Tepat saat perempuan itu akhirnya meninggal.

"Perempuan itu adalah ibumu."

"Anne?" Rezef tidak mengerti. Ia tidak terlalu pintar untuk mencerna kata-kata Anne yang tiba-tiba lalu Anne menunjuk ke arah makam wanita itu yang bersebrangan dengan makan Permaisuri.

"Makam ibuku?" tanya Rezef ketika Anne menunjuk ke makam permaisuri.

"Bukan." Ujar Anne meralat, "permaisuri bukan ibu kandungmu tapi perempuan itu..." ia mengarahkan tangannya menunjuk pada makam yang masih baru di kuburkan sehari yang lalu itu.

"Kau adalah bayi dari perempuan itu. Permaisuri memiliki seorang putra tapi dilahirkan dalam keadaan meninggal lalu Permaisuri kebetulan jatuh sakit dan tak sadarkan diri selama tiga hari. Selama tiga hari itulah Kaisar mencari bayi yang paling mirip dengan bayinya yang meninggal. Bayi dengan kriteria mata berwarna biru. Matamu... biru, kan?"

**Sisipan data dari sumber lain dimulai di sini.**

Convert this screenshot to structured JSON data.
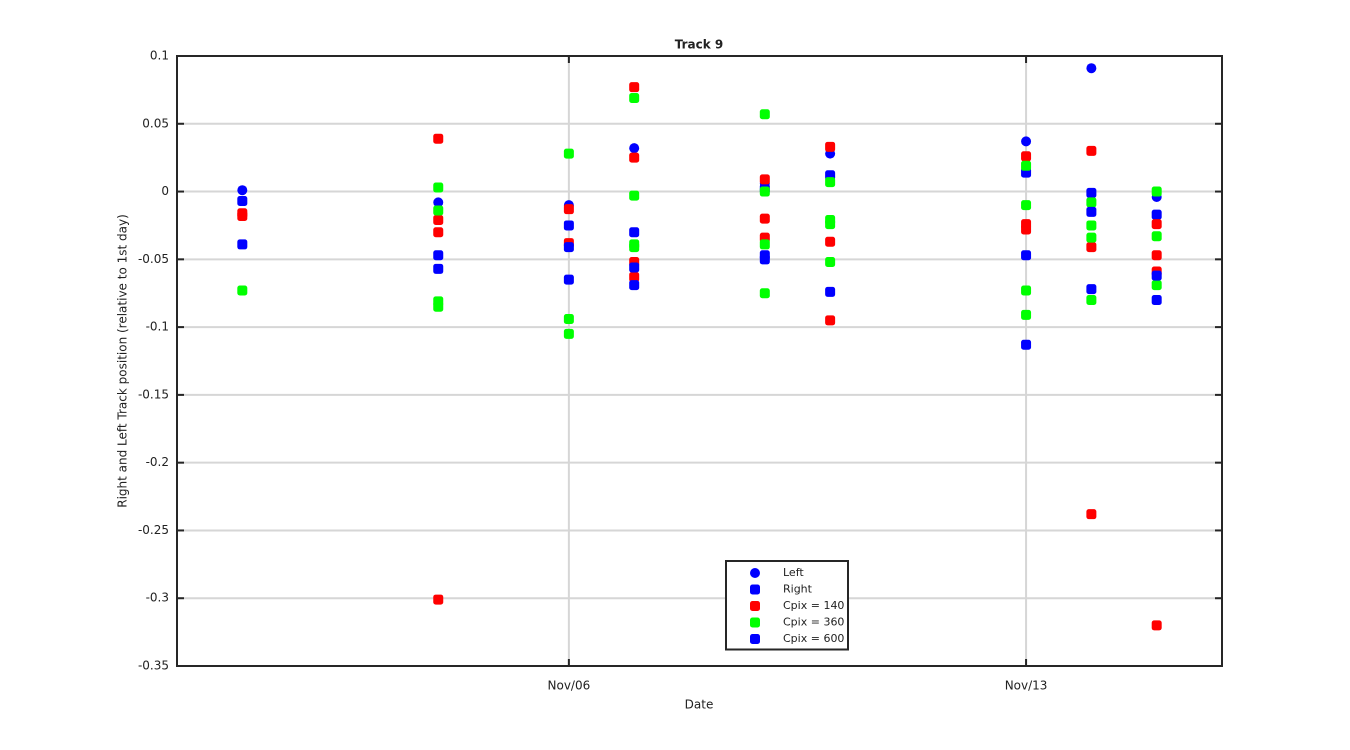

Rezef menatap pantulan wajahnya sendiri di atas genangan air hujan. Ia melihat matanya berwarna biru gelap dan sangat indah seperti kata orang-orang yang melihatnya tapi Rezef ingat mata perempuan yang ada di penjara waktu itu saat usianya enam tahun.

"Mata perempuan itu tidak biru, Anne."

"Tidak ada yang tahu identitas ayah kandungmu. Kaisar bilang ayahmu salah satu korban perang. Dia meninggal. Kemungkinan besar kau mendapatkan mata biru itu dari ayahmu. Permaisuri memang bermata biru namun birunya tidak segelap milikmu. Kau bisa melihat mata Larissa, kan?"

Rezef mengangguk. "Kau adalah putra perempuan itu, kau bayi perempuan itu. Maafkan aku karena aku bahkan tidak mengetahui identitas ibu kandungmu sampai dia meninggal."

"Apa ini bercanda?"

Anne menggeleng. "Tidak. Kehidupan istana memang sekejam ini terutama karena Kaisar adalah orang yang berkuasa dan bisa melakukan apa saja."

"Perempuan itu juga mengatakan hal yang sama..." celetuk Rezef pelan.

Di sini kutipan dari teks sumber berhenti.